Marriage and Last Names

I’m a little obsessed with the custom of women taking their husband’s last names. It’s something I come back to over and over again, even now I’m dating a woman who I wasn’t even *able* to marry at the start of our relationship, to whom the idea of either taking or giving a last name seems somewhat absurd. (Although, she did just agree to get in the kitchen and make me some pie…)

The thing that gets me about it, is that – at least in my circles – it’s usually the woman who wants to take the last name of her husband. I have a few feministy-type male friends whose wives took their last name. When I asked them about it, they usually said something like “yeah, it was a little weird, but whatever – if she wanted it…” I have a few less-feministy male friends who might prefer their wives take their last name, but probably wouldn’t put up a fight if they were engaged to a woman who didn’t want to.

Here’s an interesting thing, in the US, the number of women keeping their birth names is decreasing, from 23% in the 90s down to 8% now.
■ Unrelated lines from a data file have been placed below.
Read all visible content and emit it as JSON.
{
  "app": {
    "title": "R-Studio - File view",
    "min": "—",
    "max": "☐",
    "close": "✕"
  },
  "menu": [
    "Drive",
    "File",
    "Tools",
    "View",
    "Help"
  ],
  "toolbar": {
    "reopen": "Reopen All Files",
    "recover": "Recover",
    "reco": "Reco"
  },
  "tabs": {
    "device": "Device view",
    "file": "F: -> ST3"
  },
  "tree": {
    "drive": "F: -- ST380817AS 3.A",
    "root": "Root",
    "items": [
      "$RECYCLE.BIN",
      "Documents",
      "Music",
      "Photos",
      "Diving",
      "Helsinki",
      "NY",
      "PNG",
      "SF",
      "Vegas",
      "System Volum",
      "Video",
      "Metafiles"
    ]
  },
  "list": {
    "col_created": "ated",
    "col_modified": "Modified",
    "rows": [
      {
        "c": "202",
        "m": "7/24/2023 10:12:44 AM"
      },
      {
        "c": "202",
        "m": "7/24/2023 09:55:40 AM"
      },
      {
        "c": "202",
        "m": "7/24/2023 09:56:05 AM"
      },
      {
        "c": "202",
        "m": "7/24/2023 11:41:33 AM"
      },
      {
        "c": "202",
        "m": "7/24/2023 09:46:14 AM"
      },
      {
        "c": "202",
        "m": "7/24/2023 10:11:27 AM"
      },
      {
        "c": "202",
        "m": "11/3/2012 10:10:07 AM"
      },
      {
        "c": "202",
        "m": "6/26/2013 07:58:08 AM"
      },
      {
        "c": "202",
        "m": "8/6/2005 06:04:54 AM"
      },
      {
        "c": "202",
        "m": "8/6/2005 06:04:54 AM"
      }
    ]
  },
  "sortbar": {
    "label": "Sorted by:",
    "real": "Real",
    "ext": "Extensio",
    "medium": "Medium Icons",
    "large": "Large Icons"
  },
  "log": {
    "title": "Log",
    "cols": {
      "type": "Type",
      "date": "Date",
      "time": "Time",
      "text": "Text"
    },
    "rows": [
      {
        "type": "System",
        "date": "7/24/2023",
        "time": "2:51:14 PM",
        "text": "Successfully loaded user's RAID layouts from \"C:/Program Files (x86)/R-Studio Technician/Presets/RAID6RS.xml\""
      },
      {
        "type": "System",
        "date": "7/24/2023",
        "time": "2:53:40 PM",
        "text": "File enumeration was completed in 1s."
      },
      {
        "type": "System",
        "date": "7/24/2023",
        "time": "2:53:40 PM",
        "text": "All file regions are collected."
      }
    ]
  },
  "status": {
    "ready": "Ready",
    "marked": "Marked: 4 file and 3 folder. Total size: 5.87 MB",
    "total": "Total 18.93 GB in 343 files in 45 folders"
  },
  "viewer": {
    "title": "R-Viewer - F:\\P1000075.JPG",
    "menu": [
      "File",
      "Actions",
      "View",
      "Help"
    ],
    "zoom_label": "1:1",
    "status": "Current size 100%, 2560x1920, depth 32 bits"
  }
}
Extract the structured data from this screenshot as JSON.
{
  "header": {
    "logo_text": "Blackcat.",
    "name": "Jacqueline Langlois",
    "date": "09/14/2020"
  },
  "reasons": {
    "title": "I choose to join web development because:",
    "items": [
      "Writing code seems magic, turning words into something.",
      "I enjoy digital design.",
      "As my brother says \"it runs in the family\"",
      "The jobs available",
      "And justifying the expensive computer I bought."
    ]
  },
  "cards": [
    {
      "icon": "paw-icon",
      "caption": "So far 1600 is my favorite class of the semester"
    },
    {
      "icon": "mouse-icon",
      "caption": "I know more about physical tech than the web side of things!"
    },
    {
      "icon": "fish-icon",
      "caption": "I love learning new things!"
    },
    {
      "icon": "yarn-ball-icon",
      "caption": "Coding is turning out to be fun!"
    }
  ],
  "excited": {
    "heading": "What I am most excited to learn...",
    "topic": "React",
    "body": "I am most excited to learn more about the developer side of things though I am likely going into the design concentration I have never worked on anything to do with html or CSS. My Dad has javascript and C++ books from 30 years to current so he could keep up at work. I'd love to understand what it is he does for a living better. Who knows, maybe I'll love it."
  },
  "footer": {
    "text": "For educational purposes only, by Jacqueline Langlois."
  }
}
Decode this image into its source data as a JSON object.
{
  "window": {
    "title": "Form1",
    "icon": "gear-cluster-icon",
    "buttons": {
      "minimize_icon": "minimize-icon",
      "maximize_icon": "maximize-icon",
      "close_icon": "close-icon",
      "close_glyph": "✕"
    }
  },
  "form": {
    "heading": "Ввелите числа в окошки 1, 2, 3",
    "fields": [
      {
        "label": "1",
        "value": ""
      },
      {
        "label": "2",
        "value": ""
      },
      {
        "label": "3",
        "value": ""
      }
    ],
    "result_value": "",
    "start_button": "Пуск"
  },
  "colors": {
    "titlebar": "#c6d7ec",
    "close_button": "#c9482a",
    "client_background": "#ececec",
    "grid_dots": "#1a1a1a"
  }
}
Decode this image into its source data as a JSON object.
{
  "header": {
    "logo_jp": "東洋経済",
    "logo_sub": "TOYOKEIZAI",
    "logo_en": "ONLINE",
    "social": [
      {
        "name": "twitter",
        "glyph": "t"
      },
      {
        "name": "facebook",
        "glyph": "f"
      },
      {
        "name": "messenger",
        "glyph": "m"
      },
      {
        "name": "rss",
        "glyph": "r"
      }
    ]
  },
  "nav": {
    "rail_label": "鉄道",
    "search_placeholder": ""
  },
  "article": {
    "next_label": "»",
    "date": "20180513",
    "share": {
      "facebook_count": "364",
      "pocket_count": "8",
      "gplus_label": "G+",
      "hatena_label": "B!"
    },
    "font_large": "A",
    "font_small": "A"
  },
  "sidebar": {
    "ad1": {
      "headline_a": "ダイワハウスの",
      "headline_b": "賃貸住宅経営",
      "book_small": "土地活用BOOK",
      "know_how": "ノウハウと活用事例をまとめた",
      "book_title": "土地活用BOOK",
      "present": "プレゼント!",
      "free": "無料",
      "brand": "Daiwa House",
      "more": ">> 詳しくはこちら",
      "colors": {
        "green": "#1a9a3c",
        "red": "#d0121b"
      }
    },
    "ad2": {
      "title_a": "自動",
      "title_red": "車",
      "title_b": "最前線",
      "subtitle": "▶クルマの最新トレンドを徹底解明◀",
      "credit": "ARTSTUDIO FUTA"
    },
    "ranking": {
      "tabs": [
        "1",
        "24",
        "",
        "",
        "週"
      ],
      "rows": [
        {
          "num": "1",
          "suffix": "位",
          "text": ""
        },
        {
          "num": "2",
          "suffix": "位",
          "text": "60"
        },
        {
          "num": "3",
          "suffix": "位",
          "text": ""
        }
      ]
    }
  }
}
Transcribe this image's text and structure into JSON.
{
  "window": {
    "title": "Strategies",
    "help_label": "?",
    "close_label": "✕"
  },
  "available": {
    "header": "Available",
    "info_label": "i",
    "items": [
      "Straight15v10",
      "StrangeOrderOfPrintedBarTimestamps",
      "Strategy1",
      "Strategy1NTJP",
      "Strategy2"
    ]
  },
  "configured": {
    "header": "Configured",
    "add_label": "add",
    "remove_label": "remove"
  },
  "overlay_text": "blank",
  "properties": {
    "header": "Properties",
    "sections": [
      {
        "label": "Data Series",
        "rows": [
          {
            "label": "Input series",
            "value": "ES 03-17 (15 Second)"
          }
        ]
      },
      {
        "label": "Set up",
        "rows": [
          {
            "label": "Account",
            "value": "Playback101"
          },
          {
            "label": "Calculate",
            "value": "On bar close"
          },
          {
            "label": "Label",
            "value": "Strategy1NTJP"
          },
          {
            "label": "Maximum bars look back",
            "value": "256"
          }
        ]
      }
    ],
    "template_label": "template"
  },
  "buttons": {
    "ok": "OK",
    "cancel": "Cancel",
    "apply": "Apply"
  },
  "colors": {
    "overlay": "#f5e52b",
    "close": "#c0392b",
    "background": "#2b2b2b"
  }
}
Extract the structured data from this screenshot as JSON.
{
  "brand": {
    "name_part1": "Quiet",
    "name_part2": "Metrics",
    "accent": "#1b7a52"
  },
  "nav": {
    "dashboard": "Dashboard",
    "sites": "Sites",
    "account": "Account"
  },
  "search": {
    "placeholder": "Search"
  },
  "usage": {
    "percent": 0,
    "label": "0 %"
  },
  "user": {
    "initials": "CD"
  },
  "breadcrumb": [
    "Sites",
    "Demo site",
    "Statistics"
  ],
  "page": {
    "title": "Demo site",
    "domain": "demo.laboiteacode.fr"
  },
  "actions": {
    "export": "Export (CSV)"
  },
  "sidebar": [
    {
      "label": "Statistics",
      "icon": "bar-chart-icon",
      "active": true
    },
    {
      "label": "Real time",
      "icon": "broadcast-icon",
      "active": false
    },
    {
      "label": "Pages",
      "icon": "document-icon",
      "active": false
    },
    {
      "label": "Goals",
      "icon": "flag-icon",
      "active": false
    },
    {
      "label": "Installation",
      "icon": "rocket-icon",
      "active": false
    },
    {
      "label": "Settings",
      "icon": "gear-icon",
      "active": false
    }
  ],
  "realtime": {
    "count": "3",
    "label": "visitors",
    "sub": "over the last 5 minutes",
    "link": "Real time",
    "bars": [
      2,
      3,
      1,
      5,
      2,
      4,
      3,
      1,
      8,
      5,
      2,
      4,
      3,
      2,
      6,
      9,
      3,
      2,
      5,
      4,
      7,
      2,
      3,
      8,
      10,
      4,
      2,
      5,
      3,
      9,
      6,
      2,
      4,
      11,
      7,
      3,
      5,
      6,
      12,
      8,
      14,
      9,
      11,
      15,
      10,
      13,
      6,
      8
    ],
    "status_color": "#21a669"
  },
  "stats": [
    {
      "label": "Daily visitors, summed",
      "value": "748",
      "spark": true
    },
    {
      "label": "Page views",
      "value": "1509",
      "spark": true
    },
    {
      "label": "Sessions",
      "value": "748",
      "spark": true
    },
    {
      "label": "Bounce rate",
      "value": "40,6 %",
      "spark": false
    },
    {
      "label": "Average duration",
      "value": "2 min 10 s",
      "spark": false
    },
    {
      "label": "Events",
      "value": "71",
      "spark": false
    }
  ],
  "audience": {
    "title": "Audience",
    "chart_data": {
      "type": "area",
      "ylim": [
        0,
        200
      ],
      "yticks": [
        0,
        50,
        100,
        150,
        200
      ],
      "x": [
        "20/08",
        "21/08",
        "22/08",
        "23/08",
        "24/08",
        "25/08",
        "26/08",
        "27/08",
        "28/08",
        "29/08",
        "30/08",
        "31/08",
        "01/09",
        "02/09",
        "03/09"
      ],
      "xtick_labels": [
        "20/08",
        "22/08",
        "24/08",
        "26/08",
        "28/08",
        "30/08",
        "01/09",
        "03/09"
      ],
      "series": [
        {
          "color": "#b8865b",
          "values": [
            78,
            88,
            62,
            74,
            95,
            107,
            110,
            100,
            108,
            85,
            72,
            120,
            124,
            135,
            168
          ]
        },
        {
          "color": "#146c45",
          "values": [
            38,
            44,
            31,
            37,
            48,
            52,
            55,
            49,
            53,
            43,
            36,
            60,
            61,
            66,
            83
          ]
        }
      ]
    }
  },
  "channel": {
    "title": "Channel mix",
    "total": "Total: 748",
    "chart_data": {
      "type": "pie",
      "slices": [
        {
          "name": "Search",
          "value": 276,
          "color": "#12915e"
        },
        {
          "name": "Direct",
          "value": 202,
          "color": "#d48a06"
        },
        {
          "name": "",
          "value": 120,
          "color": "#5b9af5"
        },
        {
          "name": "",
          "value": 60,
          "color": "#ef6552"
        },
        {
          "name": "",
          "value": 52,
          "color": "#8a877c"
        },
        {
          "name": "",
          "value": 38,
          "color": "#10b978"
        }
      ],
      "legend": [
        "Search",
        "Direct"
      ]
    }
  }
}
However, in the UK, more women are keeping their birth names –  it’s up to about one third now. Truthfully, I always find it a little annoying when one of my female friends takes her husband’s last name, and part of that is I don’t think any of them has given me the honest reason for it. I think they’re embarrassed to tell me the real reason, because in many of these cases I know their husbands didn’t push it on them (in fact, one of them said “I’d sort of rather she just kept her own name.”)

The reasons I usually hear are usually incidental – “I never really liked my last name much,” or “It just seemed easier,” – something like that. The same type of excuse I’d use to not wash the dishes after dinner. You lie, woman! You’re not telling me the whole story.

I think this comment from HuffPo reader happywifenmom sums up what I suspect it is:

I proudly took my husband’s name and never looked back. What a privilege that he loves me so much that he would be willing to GIVE me his name! When an envelope comes in the mail addressed to Mr. and Mrs. His Name, I don’t get offended like the woman in the article (Please! Seriously?!?!) but rather, I am reminded how blessed I am to be the one he chose to give his name to. I am not ashamed to be identified with my man. A lot of ladies have my first name, but NO ONE else gets to be Mrs. His Name. Just me!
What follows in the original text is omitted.